PSI (population stability index)Measures shift between two distributions; PSI < 0.1: stable; 0.1–0.25: minor shift; > 0.25: major drift requiring investigation.
training–serving skewDiscrepancy between features computed at training time and at inference time; causes silent model degradation.

AI Engineering

TermDefinition
chunkingSplitting documents into segments for embedding and retrieval in RAG pipelines; chunk size and overlap affect recall and coherence.
context windowMaximum number of tokens a language model can process in a single forward pass; limits document length and conversation history.

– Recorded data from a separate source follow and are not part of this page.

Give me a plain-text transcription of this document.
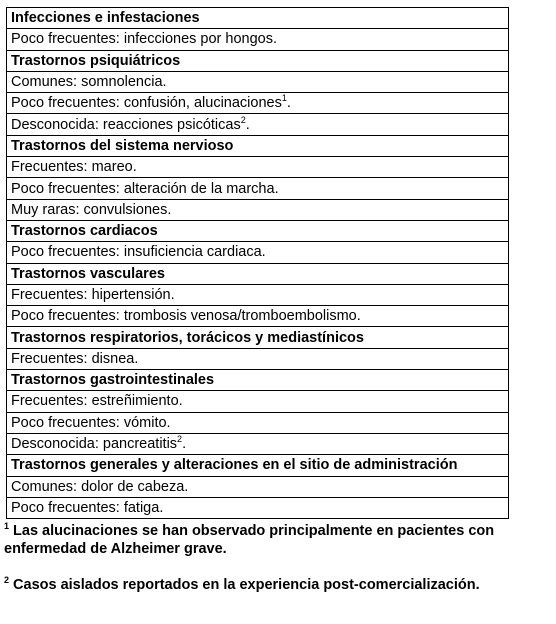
Infecciones e infestaciones
Poco frecuentes: infecciones por hongos.
Trastornos psiquiátricos
Comunes: somnolencia.
Poco frecuentes: confusión, alucinaciones$^1$.
Desconocida: reacciones psicóticas$^2$.
Trastornos del sistema nervioso
Frecuentes: mareo.
Poco frecuentes: alteración de la marcha.
Muy raras: convulsiones.
Trastornos cardiacos
Poco frecuentes: insuficiencia cardiaca.
Trastornos vasculares
Frecuentes: hipertensión.
Poco frecuentes: trombosis venosa/tromboembolismo.
Trastornos respiratorios, torácicos y mediastínicos
Frecuentes: disnea.
Trastornos gastrointestinales
Frecuentes: estreñimiento.
Poco frecuentes: vómito.
Desconocida: pancreatitis$^2$.
Trastornos generales y alteraciones en el sitio de administración
Comunes: dolor de cabeza.
Poco frecuentes: fatiga.

$^1$ Las alucinaciones se han observado principalmente en pacientes con enfermedad de Alzheimer grave.

$^2$ Casos aislados reportados en la experiencia post-comercialización.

embeddingDense vector representation of text, image, or other data in a latent semantic space; similarity is measured by cosine or dot product.
fine-tuningFurther training a pre-trained model on a task-specific dataset; updates weights (full fine-tuning) or only adapters (LoRA/QLoRA). See Fine-tuning.
hallucinationLLM generating plausible-sounding but factually incorrect or unsupported content; mitigated by RAG, grounding, and output validation.
KV cacheCached key-value attention tensors for previously processed tokens; enables efficient autoregressive decoding without recomputation.
LoRA (Low-Rank Adaptation)Parameter-efficient fine-tuning: learns low-rank updates added to frozen weight matrices; far fewer trainable parameters. See Fine-tuning.
prompt engineeringDesigning input text to elicit desired LLM behaviour; includes chain-of-thought, few-shot examples, and system prompts. See Prompt Engineering.
quantisationReducing model weight precision (FP32 → INT8/INT4) to decrease memory footprint and increase inference throughput with minimal accuracy loss. See Inference Optimisation.
RAG (retrieval-augmented generation)Combines a retrieval system (vector search over a knowledge base) with an LLM; grounds responses in retrieved context. See RAG and Agents.
rerankerA cross-encoder model that scores query–document pairs for relevance; used after initial retrieval to improve precision before LLM generation.
system promptInstruction prepended to a conversation that shapes LLM behaviour, persona, and constraints; not visible to end-users in production.
temperatureSampling parameter scaling logits before softmax; higher → more random outputs; temperature = 0 → greedy (deterministic) decoding.
tokenBasic unit of text processed by an LLM; typically ~0.75 words for English; models have a fixed context window measured in tokens.
tool use / function callingLLM capability to invoke external tools (APIs, code interpreters, databases) by outputting structured JSON; enables agentic behaviour.
vLLMHigh-throughput LLM inference library using PagedAttention for efficient KV cache management; enables continuous batching. See Inference Optimisation.